Improving the Performance and Portability of VPIC
POSTER
Abstract
VPIC is a Particle-in-Cell (PIC) code which is able to deliver novel science at unprecedened scale. Most notably, this includes the attainment of petaflop performance during the simulation of trillions of particles. Such high levels of performance have historically been achieved though the use of vectorization, and explicit compiler intrinsics in VPIC. An approach which can offer good performance, at the cost of the code needing to be re-written for each new vector-width or hardware architecture. In this work we present an investigation of how modern coding techniques and auto-vectorization can be used to enable VPIC to automatically scale to new vector-widths and hardware platforms, using a single codebase which no longer needs to be manually adapted for new vector-widths.
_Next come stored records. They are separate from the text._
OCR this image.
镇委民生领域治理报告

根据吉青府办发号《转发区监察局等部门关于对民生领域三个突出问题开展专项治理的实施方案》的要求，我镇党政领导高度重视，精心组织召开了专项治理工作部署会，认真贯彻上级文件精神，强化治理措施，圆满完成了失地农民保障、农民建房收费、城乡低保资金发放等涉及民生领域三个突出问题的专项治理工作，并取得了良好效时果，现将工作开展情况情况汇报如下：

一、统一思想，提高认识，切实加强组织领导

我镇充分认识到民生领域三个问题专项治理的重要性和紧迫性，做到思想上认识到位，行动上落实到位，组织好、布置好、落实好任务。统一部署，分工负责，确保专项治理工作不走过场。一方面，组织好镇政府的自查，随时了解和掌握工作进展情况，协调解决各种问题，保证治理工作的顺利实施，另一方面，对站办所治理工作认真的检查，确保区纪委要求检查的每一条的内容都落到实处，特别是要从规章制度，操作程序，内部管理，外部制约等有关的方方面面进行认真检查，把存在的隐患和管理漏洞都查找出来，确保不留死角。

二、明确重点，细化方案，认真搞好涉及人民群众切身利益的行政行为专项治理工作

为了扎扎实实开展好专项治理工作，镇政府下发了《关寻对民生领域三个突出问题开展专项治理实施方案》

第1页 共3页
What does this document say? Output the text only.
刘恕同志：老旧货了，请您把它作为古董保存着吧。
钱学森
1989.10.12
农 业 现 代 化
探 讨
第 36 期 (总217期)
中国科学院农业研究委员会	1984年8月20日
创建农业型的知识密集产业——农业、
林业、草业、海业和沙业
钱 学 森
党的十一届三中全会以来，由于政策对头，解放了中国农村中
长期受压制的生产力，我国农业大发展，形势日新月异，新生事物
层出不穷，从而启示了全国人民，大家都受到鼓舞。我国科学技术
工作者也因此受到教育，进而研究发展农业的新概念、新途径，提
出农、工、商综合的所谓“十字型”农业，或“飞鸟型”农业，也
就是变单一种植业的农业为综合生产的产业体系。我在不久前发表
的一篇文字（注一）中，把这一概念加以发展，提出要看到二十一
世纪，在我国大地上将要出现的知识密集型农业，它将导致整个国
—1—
To achieve this, we express the core PIC algorithm in such a way that the compiler is able to generate auto-vectorized instructions, including an adaptation of the algorithm so that it no longer contains data dependencies. We also present a performance study for this new code variant, showing that it is able to achieve vector performance comparable to that of historic hand coded intrinsics on both Intel Knights Landing and traditional Intel Xeon platforms.
*Work performed under the auspices of the U.S. Dept. of Energy by the Los Alamos National Security, LLC Los Alamos National Laboratory under contract DE-AC52-06NA25396 and supported by the LANL LDRD program.